Birdwatchers are flocking to Alabama to see an uncommon yellow cardinal after photographs of the species emerged on the Internet and social media.

The bird was initially observed in Charlie Stephenson’s backyard in Alabaster, Alabama, in late January.

The cardinal is an adult male in the same species as the ordinary red cardinal, but it has a genetic mutation that allows it to have bright yellow feathers instead of the customary vivid red, according to Auburn University biology professor Geoffrey Hill.



Stephenson said the bird has been a punctual visitor to her backyard feeder: “Every time we’ve looked for him, he’ll show up at least once a day,” she said to AL.com.

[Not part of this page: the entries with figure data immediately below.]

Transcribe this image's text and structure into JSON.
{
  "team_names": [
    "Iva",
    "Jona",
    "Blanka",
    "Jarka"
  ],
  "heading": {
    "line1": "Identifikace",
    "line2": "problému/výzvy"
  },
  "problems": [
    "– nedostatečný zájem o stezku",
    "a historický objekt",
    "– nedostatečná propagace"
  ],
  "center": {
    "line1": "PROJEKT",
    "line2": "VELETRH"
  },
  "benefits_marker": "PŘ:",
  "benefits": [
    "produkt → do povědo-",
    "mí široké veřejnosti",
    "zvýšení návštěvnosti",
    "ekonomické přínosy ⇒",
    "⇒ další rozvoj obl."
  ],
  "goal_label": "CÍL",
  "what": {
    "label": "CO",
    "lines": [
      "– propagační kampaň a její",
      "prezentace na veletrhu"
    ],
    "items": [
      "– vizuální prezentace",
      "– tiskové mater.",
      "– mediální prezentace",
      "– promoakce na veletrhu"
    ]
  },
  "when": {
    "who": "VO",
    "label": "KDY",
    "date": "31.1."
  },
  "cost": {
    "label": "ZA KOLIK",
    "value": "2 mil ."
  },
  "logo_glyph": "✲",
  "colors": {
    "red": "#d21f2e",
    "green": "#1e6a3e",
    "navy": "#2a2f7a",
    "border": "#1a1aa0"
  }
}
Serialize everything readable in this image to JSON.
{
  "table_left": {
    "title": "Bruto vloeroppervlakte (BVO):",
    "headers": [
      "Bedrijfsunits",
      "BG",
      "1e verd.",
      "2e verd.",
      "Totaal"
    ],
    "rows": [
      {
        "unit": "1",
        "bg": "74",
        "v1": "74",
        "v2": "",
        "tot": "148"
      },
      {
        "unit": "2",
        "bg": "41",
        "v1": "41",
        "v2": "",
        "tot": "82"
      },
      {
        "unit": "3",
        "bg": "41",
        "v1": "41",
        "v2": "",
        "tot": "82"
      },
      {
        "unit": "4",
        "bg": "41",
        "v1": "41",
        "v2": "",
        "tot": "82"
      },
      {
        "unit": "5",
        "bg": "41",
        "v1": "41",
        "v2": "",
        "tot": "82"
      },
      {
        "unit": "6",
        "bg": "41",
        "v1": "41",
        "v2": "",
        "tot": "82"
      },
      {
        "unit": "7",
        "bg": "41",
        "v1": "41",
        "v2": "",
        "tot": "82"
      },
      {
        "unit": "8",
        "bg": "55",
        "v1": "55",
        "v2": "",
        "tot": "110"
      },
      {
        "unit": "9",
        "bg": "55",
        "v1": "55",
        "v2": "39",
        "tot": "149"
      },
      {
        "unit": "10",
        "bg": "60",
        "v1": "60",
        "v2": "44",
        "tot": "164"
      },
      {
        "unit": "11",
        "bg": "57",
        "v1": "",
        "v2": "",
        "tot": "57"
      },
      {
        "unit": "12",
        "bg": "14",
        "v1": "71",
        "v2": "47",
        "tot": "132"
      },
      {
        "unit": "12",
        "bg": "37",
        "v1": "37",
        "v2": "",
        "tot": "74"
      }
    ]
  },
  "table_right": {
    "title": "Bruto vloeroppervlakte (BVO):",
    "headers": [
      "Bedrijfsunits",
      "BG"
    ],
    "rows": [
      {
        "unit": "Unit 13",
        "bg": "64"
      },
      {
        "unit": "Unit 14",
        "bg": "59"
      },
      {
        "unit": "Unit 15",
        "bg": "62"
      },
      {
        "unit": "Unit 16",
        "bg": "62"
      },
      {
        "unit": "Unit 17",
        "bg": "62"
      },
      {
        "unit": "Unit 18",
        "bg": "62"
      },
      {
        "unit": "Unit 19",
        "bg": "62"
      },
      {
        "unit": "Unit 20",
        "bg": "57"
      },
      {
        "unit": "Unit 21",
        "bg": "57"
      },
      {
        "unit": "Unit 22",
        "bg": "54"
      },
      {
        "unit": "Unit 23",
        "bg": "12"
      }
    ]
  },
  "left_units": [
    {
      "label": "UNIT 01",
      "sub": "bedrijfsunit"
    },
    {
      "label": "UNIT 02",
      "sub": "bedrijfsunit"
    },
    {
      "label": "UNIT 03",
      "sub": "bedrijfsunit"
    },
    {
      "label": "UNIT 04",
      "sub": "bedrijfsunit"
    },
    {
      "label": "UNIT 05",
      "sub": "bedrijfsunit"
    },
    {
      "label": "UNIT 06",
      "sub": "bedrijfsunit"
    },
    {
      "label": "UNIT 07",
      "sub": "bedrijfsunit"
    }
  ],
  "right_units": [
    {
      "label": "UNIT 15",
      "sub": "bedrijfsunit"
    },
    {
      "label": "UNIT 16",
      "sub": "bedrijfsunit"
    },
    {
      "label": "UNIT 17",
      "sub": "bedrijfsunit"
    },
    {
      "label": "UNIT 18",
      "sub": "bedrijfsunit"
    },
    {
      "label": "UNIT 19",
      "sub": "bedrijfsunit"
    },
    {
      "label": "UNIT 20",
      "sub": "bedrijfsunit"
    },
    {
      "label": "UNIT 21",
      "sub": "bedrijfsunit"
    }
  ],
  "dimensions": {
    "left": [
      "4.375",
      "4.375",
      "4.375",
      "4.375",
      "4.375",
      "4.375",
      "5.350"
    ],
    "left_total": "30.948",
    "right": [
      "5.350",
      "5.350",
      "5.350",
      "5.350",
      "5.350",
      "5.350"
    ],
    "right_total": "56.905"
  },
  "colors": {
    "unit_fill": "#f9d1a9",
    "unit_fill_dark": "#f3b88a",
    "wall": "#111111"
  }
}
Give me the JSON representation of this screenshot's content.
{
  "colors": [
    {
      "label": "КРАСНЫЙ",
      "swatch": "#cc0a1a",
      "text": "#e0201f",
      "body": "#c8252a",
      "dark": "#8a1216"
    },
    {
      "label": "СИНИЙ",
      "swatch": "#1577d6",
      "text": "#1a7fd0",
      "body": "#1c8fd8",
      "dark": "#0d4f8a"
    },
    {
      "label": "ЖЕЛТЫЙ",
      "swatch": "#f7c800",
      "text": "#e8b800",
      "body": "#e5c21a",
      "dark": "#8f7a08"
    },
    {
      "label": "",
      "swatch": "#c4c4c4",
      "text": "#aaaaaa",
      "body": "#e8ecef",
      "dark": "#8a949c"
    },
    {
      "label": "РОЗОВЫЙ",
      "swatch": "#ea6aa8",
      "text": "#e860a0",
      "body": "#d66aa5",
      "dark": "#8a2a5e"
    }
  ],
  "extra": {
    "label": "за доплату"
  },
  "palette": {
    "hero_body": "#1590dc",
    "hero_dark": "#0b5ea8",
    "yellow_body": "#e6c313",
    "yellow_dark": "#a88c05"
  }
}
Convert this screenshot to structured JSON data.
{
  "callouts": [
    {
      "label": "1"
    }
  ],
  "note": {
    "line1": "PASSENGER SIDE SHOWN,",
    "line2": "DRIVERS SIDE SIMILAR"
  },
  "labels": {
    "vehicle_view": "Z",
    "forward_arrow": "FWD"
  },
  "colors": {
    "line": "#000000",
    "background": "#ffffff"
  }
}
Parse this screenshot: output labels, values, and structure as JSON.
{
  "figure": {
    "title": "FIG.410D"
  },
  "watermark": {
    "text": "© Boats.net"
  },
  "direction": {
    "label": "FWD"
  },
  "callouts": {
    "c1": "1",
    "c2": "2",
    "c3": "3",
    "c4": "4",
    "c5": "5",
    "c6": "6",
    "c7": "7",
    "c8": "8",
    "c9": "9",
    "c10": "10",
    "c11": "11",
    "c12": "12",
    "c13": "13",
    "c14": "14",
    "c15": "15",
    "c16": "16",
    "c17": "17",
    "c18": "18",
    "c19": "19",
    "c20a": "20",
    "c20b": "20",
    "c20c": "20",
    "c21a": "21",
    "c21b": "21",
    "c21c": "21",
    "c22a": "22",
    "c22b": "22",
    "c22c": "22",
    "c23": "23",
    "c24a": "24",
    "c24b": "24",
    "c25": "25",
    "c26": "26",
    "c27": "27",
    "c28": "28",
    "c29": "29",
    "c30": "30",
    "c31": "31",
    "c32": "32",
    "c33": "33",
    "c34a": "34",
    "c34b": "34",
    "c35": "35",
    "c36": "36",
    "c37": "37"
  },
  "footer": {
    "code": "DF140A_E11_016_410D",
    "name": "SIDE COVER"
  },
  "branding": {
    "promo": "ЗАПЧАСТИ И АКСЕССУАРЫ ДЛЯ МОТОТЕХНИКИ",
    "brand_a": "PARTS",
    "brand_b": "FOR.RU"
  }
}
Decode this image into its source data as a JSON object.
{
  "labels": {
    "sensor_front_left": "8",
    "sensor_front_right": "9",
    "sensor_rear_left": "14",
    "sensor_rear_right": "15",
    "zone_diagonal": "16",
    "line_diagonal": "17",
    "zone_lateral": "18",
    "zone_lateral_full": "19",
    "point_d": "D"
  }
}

Professional photographer Jeremy Black snapped a couple of shots of the bird, which have made the rounds of news sites nationwide.

The bird has been a consistent visitor to Stephenson’s backyard feeder, she told AL.com: “Every time we’ve checked for him, he’ll show up at least once a day.”

Professional photographer Jeremy Black captured a few images of the bird, which have now been shared on news sites across the country.

Red cardinals are found all across central and eastern North America, according to Cornell University’s Ornithology Lab: “A year-round resident, the cardinal is a common visitor to bird feeders in winter, and it has been chosen as state bird in seven U.S. states.”

Non-red cardinals are very rare: “Yellow cardinals are a one-in-a million situation,” Hill said.